Three-quarters of a century ago Mustafa Kemal Ataturk launched a sweeping Cultural Revolution in the disintegrating Ottoman Empire, abolishing the Caliphate and Sufi orders and other Islamic institutions to create the modern secular Republic of Turkey. Most Turks and Turkish observers ignored signs of an Islamic revival and were stunned by the victory at the polls of the pro-Islamic party in 1994 and 1995. Marvine Howe, Ankara bureau chief for The New York Times before and after the 1980 military coup, returned to Turkey in 1995 to examine the rise of the Islamic movement. In Turkey Today, she describes the multi-dimensional nature of Islam in Turkey, its roots and ramifications. Going beyond news reports, Howe introduces leaders of the Islamic movement, scholars and simply devout Muslims, who discuss their problems and goals.

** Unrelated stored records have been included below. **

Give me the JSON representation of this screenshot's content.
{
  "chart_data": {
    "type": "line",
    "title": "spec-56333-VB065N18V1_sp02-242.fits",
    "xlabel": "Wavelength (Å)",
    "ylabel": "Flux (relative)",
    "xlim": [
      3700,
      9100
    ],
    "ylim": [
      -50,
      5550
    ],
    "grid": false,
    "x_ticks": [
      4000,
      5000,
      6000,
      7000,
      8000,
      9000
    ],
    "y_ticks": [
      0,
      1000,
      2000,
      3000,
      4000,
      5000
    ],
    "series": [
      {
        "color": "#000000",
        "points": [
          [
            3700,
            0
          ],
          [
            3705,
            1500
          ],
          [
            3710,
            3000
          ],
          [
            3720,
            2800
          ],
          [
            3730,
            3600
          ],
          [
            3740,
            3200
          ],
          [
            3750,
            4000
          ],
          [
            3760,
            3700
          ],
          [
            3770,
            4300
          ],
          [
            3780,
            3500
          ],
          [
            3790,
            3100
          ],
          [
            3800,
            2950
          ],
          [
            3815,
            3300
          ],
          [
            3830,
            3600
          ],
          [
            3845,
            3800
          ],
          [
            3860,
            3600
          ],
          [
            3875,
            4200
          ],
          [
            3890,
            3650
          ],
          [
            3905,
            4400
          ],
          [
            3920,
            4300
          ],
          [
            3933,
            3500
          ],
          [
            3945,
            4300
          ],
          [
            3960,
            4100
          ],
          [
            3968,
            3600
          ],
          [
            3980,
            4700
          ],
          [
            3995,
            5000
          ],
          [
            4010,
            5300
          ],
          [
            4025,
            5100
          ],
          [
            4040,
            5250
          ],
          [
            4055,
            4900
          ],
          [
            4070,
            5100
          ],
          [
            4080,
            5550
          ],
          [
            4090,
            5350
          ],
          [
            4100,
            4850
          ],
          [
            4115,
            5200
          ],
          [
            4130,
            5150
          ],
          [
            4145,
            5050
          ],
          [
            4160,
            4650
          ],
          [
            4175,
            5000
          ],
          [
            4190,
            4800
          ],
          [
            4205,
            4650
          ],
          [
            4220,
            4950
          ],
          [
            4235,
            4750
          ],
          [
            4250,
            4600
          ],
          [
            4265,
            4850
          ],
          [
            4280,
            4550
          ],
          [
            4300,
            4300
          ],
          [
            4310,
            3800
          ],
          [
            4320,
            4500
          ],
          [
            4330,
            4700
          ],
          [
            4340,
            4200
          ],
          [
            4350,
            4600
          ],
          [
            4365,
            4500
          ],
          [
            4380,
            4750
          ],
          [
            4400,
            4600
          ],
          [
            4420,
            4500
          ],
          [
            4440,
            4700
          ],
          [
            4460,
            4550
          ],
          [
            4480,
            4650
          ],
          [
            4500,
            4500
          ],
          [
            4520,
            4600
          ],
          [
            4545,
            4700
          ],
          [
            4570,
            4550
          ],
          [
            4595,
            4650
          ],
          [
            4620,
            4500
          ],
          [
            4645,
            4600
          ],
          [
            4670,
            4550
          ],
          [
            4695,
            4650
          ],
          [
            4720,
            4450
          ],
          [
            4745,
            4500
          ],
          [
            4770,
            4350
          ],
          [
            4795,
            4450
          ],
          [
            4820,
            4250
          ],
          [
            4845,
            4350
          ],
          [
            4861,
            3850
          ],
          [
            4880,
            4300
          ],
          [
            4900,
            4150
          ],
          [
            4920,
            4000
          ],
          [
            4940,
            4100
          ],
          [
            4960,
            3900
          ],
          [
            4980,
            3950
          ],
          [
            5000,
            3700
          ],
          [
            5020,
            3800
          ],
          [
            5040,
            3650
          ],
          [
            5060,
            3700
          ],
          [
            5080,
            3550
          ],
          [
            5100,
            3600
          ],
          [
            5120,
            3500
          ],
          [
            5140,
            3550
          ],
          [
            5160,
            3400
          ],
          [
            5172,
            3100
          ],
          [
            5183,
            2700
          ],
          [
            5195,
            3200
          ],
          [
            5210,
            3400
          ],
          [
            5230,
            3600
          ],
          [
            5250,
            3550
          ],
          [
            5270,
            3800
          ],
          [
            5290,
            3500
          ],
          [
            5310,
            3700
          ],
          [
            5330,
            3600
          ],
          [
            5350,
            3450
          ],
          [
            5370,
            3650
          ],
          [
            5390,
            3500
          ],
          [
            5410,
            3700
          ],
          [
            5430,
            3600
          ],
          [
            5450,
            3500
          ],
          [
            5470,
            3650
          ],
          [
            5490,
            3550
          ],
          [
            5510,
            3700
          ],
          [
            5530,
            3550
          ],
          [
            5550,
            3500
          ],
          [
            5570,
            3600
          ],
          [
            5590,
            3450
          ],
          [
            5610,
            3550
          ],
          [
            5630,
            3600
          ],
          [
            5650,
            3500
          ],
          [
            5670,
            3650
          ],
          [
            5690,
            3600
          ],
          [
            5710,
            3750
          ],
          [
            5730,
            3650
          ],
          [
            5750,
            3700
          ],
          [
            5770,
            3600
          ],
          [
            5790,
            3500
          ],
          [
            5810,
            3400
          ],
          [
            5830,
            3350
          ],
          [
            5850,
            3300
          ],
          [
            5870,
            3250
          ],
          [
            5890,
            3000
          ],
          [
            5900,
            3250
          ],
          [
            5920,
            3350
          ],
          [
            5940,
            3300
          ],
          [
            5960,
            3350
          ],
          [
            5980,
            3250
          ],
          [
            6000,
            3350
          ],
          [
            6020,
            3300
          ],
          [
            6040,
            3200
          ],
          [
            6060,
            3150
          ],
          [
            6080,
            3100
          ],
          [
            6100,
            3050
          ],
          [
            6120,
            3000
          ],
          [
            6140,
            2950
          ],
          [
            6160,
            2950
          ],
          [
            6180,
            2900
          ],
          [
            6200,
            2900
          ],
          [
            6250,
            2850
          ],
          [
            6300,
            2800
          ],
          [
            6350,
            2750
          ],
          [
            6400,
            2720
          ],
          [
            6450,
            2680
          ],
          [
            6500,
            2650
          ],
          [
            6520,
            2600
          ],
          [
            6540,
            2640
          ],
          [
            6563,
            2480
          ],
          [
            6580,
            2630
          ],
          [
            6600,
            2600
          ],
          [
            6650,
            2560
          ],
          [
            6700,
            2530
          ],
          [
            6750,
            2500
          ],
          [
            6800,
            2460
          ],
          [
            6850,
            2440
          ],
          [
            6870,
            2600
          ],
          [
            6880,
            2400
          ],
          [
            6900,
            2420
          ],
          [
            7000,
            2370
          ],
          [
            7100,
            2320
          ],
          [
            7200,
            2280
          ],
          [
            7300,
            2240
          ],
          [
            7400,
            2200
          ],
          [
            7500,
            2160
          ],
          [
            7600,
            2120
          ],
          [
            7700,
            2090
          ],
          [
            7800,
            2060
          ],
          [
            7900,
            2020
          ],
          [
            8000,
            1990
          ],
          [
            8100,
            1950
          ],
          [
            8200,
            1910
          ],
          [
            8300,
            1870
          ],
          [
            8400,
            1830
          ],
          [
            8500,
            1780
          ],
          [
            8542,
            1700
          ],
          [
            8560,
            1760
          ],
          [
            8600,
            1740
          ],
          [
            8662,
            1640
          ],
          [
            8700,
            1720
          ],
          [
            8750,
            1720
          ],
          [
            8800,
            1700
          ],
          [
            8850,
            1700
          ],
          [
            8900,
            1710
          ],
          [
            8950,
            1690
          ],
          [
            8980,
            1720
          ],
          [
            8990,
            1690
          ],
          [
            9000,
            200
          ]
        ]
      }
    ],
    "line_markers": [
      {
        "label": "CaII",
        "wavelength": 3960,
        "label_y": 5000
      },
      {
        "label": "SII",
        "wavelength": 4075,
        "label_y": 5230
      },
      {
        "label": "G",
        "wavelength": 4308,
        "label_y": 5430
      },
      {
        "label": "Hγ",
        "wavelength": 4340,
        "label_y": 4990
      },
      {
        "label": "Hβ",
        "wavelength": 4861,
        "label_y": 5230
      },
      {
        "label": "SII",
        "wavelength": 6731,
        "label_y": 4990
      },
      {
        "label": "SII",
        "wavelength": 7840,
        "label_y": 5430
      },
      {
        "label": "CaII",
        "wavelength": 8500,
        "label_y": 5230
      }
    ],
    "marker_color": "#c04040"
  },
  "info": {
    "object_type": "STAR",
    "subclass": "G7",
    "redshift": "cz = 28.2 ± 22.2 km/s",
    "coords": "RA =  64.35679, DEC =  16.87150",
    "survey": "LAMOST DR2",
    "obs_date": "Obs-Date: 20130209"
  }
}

From the secular camp, she presents politicians, women, military, jurists and ordinary citizens, who articulate their concerns about the Islamic resurgence. She also gives a fresh look at the Kurdish question, presenting Kurds who range from those who have been completely assimilated to those who sympathize with guerrilla movement and those in between. In conclusion, Howe speaks of some of the people who are trying to bridge the gaps in this divided society.
About the Author
Marvine Howe is a former bureau chief for the New York Times in Turkey and Greece. She is currently a freelance writer and lives in Lexington, Virginia.